Vladimir Poutine a signé mardi un décret interdisant la vente de son or noir aux pays qui appliquent le plafonnement à 60 dollars décidé par les Occidentaux dans le cadre des sanctions contre la Russie.

Sur le front de la bataille énergétique, la Russie réplique. Le Kremlin a annoncé, mardi 27 décembre, qu’il interdirait à partir du 1er février 2023 la vente de son pétrole brut aux pays étrangers qui appliquent le plafonnement du prix de l’or noir russe. Cette mesure a été décidée par l’Union européenne, les pays du G7 et l’Australie, début décembre, dans le cadre des sanctions contre Moscou. Ils entendent ainsi fragiliser le financement russe de la guerre en Ukraine et baisser ses revenus, le prix du baril avait été fixé à 60 dollars (56,4 euros). Franceinfo revient sur les conséquences de la contre-attaque de Vladimir Poutine en répondant à trois questions. 

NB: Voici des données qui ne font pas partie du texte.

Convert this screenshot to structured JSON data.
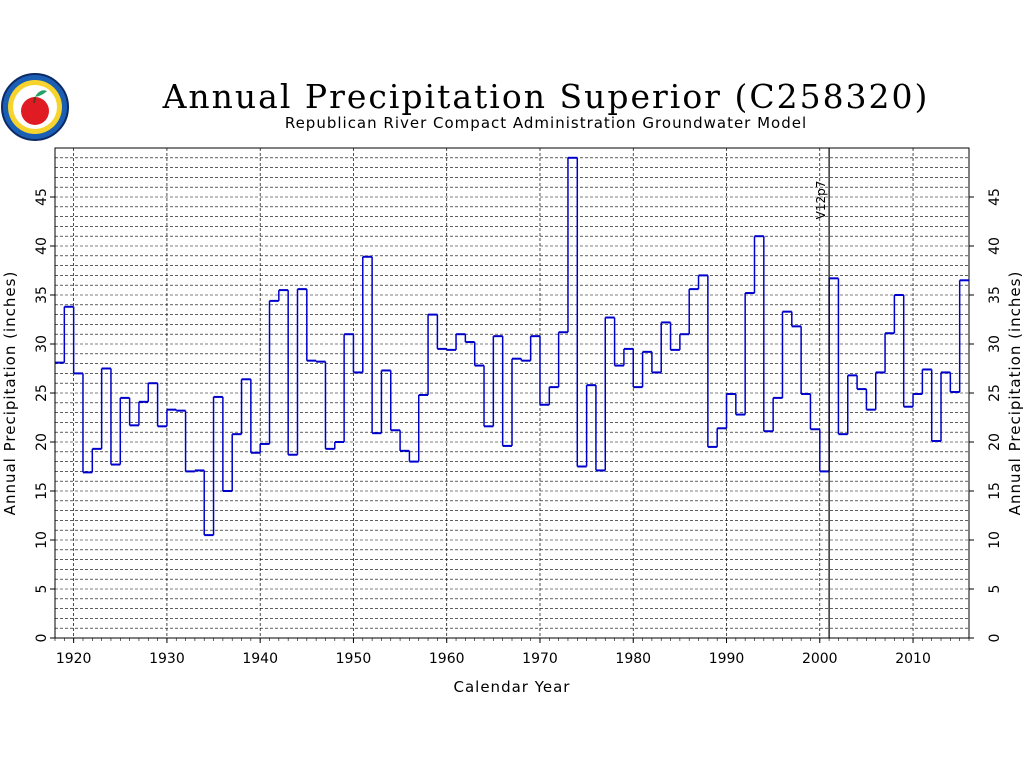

1 Pourquoi la Russie réagit-elle ainsi?

« La livraison de pétrole et de produits pétroliers russes à des personnes morales étrangères et autres particuliers est interdite » si ceux-ci utilisent le prix plafond, précise un décret signé mardi par le président russe Vladimir Poutine. Les pays de l’Union européenne, ceux du G7 (l’Allemagne, le Canada, les Etats-Unis, la France, l’Italie, le Japon, le Royaume-Uni), et l’Australie.

Avant même le plafonnement, ces Etats appliquaient déjà un embargo sur le pétrole brut russe, transporté par voie maritime. Ils n’achètent donc plus cet hydrocarbure en provenance de Russie. Mais la décision concerne aussi les services (fret, assurance, etc.) que peuvent quand même fournir les entreprises occidentales à l’acheminement du pétrole russe sur les autres marchés. 

Or « les compagnies d’assurance de ces pays, notamment les Britanniques, couvrent à environ 90% les cargaisons de pétrole transportées par la mer », précise à franceinfo Patrice Geoffron, professeur d’économie et directeur du centre de géopolitique et de l’énergie et des matières premières à l’université Paris-Dauphine. En outre, une part importante de la flotte est sous contrôle des pays coalisés contre la Russie. »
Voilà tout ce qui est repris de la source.